Not only women but also physicians have been deceived and ill-informed about the risks of hormonal contraception and induced abortion. Busy clinicians, taking care of patients, might just read the table in a textbook to get some factual information. In the 2000 edition of Diseases of the Breast by Jay Harris et al., early full-term pregnancy is not listed in its table of methods of prevention, according to its accompanying text, because “unplanned early pregnancy and an average of more than two completed pregnancies per woman have undesirable social and ecologic consequences.” The fact that it takes a fertility rate of 2.1 children per woman to maintain the population is disregarded. The book’s recommendations appear to be influenced by the notion that humans are bad for the “ecology.”
In summary:
- Since 2005, the World Health Organization’s International Agency on Research of Cancer has confirmed that hormonal contraception is a Group 1 breast carcinogen, a cause of breast cancer.
- From 1957 until the end of 2013, there have been 57 published studies differentiating induced and spontaneous abortions and the risk of breast cancer. Of these, there have been 37 statistically significant worldwide studies that have shown induced abortion is correlated with breast cancer. These studies fulfill the Nine Bradford Hill Criteria for causality. A peer-reviewed article published in 2014 documenting these studies and the breast biology accounting for these risks can be found and downloaded in a PDF file at: http://www.bcpinstitute.org/publishedpapers.htm.
Women Deserve the Facts
Institutions that don’t agree that there is a link between abortion and breast cancer rely upon a few flawed studies that received widespread publicity when they were published. Since 1957 until the end of 2013, there have been only nine studies that showed a negative correlation and none was statistically significant. Each of these studies has been thoroughly debunked in the peer-reviewed article mentioned in the preceding paragraph, which is why the article is more than 100 pages long. In the last two years since publication, there have been no letters to the editor to point out flaws. The well-known breast physiology accounting for the abortion-breast cancer link make it very difficult to show a negative result.

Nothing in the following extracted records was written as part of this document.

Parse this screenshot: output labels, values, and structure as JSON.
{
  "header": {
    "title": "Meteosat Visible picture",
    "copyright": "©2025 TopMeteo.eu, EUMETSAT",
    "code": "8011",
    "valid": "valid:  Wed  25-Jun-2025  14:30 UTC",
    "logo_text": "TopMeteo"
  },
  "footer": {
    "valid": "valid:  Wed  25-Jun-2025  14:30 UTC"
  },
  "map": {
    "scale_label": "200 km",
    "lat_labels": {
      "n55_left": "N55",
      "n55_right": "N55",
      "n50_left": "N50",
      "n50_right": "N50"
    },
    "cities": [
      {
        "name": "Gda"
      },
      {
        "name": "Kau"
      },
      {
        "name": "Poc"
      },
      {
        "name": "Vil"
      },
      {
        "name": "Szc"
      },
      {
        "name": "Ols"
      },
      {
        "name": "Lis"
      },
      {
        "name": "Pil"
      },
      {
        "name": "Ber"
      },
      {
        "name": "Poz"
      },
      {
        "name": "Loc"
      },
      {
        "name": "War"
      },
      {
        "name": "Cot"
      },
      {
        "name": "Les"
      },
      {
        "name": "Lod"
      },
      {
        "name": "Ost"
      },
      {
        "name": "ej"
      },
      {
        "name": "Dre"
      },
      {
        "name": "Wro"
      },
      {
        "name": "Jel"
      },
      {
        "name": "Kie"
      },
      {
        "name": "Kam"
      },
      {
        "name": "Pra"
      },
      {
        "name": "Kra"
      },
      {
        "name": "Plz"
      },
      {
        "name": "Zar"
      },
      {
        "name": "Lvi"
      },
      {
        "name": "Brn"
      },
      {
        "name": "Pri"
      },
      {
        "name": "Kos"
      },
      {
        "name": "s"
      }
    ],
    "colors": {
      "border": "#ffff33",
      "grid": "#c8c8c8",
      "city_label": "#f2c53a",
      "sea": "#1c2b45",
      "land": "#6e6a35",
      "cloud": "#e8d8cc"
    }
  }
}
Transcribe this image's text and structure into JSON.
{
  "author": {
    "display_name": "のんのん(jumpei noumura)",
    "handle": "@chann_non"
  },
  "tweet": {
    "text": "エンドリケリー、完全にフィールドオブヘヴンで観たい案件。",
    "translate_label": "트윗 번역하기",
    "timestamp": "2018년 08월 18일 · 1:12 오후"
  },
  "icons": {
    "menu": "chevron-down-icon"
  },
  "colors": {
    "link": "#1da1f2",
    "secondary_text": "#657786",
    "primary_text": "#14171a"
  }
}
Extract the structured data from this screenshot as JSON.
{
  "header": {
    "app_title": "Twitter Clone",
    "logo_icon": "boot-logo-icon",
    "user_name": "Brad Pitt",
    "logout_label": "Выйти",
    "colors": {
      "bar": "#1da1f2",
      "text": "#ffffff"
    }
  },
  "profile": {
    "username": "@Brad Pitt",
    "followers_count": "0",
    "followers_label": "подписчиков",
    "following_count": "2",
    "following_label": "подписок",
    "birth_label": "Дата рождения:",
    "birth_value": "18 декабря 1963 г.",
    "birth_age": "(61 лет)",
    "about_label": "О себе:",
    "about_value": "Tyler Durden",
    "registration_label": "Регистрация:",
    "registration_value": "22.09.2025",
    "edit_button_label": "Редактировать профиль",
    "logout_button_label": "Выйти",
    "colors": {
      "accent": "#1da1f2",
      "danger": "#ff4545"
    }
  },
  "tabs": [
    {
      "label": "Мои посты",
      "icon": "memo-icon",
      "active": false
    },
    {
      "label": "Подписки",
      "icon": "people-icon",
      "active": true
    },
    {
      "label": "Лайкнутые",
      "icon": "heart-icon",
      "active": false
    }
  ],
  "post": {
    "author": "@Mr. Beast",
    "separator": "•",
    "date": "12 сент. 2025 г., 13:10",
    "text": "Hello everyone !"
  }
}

It is never ethical to give a healthy woman a Group 1 carcinogen for her healthy state, fertility. Women need to know non-carcinogenic, natural family planning methods to postpone pregnancy. Women considering an abortion deserve to be told that the abortion will increase their risk of breast cancer later in life. Women have a right to know what physicians know about breast cancer risks, so that thousands of women can be spared a life-changing breast cancer diagnosis.